Melodien der Erinnerung
Gestern auf dem Heimweg vom Büro habe ich im Radio wieder einmal plötzlich ein Lied gehört, das mich sofort an meinen Vater erinnert hat. Da höre ich ihn mitsingen, trommeln, sehe ihn vor meinem inneren Auge im Wohnzimmer meiner Kindheit stehen. Mein Vater war Musiker und Musiklehrer, und seine Leidenschaft für die Musik war allgegenwärtig. Er ist vor rund eineinhalb Jahren verstorben und heute, am 7.2., wäre sein Geburtstag.
Das Alter wird in unserer Gesellschaft oft mit Defiziten in Verbindung gebracht. Wer alt ist, braucht Hilfe, ist gebrechlich, eine Belastung. In Kenia erlebe ich es anders: Dort sind alte Menschen Respektspersonen, ihre Erfahrung ist wertvoll, ihr Rat gefragt. Hierzulande ist es leider oft das Gegenteil. Viele Menschen werden erst in die Familie integriert, wenn sie pflegebedürftig sind. Das schafft eine Wahrnehmung des Alters, die von Einschränkung und Belastung geprägt ist. Doch Alter ist mehr als das. Es ist eine Lebensphase voller Erinnerungen, Erfahrungen und einer Tiefe, die in unserer schnelllebigen Zeit oft unterschätzt wird.
Gerade die Musik hat die Kraft, diese Erinnerungen lebendig zu halten. Ich habe es bei meinem Vater erlebt – als Worte nicht mehr möglich waren, erreichten wir ihn mit Musik noch immer. Das ist wissenschaftlich belegbar: Musik aktiviert zahlreiche Gehirnprozesse, beeinflusst Emotionen und kann insbesondere bei Menschen mit Demenz Wunder bewirken.
Ich arbeite ja auch gerade an einer neuen Pflegefortbildung, auch dabei beschäftige ich mich intensiv mit Biografiearbeit, einem wichtigen Ansatz in der Seniorenbetreuung. Dabei geht es darum, Erinnerungen wachzurufen, die persönliche Lebensgeschichte zu würdigen und dadurch eine tiefere Verbindung zu schaffen. Musik spielt in der Biografiearbeit eine zentrale Rolle, da sie Erinnerungen an frühere Lebensphasen weckt und oft mit starken Emotionen verknüpft ist. Menschen können durch vertraute Klänge Momente aus ihrer Vergangenheit erneut erleben, was ihr Wohlbefinden deutlich verbessern kann.
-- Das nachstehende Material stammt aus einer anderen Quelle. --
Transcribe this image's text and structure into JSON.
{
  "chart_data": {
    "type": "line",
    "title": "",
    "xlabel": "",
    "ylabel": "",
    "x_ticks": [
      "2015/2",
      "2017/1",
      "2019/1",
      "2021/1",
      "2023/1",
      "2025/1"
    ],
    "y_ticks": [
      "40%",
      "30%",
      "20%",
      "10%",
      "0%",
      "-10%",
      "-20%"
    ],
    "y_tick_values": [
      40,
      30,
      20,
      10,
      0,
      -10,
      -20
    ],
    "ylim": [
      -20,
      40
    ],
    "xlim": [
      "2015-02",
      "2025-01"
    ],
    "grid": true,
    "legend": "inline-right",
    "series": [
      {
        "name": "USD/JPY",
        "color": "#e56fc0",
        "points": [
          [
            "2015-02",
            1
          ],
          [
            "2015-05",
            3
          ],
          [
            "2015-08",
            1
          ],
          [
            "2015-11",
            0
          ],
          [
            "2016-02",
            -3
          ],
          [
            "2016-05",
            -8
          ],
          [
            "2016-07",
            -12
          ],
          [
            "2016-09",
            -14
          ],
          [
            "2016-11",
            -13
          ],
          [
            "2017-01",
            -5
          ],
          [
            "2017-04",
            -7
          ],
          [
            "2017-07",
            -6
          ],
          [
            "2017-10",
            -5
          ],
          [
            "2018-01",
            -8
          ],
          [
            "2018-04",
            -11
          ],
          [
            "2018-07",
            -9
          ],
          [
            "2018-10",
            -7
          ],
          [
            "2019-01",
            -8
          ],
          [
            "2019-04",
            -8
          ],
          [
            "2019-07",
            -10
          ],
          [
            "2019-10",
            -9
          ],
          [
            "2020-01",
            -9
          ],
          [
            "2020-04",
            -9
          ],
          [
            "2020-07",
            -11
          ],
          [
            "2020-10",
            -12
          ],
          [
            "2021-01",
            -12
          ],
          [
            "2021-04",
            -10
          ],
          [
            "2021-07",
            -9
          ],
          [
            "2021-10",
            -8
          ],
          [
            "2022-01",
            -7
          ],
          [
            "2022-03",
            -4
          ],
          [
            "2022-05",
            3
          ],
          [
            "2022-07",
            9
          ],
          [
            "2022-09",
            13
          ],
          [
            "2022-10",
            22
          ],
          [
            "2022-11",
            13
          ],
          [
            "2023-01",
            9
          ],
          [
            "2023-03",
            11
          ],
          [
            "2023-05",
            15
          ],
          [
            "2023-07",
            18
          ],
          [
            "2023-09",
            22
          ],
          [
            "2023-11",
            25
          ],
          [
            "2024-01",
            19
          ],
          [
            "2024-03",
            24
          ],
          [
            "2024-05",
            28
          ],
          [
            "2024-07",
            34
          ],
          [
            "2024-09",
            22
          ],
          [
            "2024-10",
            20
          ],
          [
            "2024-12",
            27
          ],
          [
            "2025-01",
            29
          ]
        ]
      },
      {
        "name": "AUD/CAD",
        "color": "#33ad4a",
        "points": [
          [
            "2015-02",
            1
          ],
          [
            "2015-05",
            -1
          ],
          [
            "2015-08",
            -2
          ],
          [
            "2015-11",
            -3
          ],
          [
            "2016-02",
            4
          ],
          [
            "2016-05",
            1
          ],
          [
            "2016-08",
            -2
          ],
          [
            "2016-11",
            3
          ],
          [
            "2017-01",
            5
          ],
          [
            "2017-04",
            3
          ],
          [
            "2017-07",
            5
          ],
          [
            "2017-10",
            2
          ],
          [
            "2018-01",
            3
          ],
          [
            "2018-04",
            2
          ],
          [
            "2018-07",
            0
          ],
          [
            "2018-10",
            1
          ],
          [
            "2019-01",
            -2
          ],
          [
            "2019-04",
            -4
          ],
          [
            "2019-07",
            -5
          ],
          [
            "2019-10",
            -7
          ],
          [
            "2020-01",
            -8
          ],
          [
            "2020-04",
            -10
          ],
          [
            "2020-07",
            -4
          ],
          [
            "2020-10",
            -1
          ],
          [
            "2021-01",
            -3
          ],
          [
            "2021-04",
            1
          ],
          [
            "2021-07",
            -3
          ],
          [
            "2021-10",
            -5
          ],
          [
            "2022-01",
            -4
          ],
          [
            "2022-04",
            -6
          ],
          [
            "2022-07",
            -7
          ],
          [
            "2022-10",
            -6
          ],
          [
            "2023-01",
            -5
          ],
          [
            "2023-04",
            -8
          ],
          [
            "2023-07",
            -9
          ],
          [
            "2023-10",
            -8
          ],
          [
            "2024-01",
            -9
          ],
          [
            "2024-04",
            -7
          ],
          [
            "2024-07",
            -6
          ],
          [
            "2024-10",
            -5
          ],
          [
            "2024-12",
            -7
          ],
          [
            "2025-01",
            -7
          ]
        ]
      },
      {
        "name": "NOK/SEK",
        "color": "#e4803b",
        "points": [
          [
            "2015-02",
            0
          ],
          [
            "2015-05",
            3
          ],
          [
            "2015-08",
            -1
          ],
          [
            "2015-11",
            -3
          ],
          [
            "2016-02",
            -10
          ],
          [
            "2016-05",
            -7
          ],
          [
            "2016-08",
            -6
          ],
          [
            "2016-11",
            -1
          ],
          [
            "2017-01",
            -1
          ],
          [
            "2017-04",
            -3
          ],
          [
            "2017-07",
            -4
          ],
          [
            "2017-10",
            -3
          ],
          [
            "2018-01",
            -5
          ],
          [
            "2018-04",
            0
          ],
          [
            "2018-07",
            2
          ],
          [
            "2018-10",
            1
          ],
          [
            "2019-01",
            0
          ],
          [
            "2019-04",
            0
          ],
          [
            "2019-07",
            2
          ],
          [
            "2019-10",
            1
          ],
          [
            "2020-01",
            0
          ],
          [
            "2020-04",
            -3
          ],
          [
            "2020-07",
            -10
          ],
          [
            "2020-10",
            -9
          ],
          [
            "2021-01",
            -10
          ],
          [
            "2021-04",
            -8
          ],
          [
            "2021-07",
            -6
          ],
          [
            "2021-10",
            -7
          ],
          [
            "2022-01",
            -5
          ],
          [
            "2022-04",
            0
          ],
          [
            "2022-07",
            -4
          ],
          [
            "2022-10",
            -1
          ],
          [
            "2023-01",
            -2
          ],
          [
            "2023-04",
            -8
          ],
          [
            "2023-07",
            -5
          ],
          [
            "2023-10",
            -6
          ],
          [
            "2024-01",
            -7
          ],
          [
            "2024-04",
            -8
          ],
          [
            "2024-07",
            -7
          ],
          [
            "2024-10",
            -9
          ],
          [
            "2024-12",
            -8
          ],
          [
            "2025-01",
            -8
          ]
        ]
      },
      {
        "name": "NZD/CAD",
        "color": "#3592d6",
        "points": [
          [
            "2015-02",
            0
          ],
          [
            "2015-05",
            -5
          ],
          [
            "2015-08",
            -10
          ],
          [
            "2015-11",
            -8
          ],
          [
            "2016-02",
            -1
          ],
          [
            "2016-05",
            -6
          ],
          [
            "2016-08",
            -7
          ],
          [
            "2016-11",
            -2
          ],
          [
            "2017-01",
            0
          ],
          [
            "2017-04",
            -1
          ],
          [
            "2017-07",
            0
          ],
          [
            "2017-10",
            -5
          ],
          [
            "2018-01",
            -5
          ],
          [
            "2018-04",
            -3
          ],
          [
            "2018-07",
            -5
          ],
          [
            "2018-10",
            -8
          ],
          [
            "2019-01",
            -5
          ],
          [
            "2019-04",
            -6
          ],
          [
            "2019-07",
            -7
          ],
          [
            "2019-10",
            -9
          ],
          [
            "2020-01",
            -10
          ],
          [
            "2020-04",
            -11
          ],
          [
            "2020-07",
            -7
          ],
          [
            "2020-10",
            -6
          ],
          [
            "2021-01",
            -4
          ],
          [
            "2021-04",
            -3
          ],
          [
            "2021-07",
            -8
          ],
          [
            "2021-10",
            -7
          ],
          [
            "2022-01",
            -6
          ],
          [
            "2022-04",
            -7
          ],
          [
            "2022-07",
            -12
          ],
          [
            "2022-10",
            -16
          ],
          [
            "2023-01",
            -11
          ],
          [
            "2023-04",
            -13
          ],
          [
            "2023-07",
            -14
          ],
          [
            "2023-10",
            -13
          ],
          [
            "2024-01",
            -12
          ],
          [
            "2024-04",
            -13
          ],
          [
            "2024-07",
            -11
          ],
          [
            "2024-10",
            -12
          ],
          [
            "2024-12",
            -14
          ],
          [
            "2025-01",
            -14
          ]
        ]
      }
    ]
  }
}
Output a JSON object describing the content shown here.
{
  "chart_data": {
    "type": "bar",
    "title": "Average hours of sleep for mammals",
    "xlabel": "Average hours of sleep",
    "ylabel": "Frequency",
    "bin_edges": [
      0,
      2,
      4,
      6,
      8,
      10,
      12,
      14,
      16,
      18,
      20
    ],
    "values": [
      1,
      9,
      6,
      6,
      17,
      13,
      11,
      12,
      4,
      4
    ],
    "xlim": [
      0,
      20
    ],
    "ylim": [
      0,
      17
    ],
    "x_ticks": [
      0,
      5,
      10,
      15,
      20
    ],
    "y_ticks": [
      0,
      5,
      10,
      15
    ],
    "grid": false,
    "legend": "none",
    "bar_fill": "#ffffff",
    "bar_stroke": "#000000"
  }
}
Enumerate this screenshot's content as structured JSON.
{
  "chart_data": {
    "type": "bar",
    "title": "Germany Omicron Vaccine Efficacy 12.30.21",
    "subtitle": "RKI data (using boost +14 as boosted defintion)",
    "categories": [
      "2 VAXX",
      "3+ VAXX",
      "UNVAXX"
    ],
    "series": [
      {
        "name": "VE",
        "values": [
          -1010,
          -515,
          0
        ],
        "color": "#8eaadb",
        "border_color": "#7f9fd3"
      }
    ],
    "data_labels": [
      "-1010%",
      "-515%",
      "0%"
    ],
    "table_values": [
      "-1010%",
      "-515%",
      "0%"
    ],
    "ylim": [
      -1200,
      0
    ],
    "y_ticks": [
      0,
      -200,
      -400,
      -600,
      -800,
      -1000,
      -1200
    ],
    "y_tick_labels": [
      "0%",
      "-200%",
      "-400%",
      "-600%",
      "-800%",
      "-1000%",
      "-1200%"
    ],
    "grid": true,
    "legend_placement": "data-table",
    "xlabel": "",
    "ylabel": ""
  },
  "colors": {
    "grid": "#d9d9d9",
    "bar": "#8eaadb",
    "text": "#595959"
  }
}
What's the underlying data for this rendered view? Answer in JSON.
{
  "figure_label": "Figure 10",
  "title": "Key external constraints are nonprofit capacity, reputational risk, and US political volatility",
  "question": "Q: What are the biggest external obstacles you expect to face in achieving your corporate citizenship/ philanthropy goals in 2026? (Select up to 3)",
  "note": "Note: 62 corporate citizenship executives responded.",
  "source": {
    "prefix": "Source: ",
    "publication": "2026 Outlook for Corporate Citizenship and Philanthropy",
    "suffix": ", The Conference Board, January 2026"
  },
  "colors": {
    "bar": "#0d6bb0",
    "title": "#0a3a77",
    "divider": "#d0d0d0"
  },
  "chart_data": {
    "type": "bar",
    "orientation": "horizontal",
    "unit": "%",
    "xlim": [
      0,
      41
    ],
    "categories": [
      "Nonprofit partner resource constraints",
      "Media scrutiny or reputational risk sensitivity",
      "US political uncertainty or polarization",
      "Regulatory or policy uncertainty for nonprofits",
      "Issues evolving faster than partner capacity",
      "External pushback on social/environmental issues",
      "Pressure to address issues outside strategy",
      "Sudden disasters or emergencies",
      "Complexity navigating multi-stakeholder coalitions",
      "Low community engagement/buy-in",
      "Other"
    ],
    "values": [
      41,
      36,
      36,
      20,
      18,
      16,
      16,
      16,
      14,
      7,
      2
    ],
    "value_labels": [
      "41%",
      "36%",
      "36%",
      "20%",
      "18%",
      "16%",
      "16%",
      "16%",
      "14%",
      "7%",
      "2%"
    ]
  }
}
Welche Musik eignet sich am besten? Hier gibt es kein Patentrezept. Musik ist zutiefst persönlich. Was die einen zu Tränen rührt, lässt andere kalt oder nervt sie sogar. Es geht nicht um allgemeingültige Klassiker oder therapeutisch empfohlene Stücke, sondern um das, was den einzelnen Menschen bewegt. Welche Musik hat eure Eltern oder Großeltern in ihrer Jugend begleitet? Welche Lieder haben sie geliebt, zu welchen haben sie getanzt? Diese Fragen sind wertvoll, um später einen Anker in die Vergangenheit zu haben, wenn Worte verblassen.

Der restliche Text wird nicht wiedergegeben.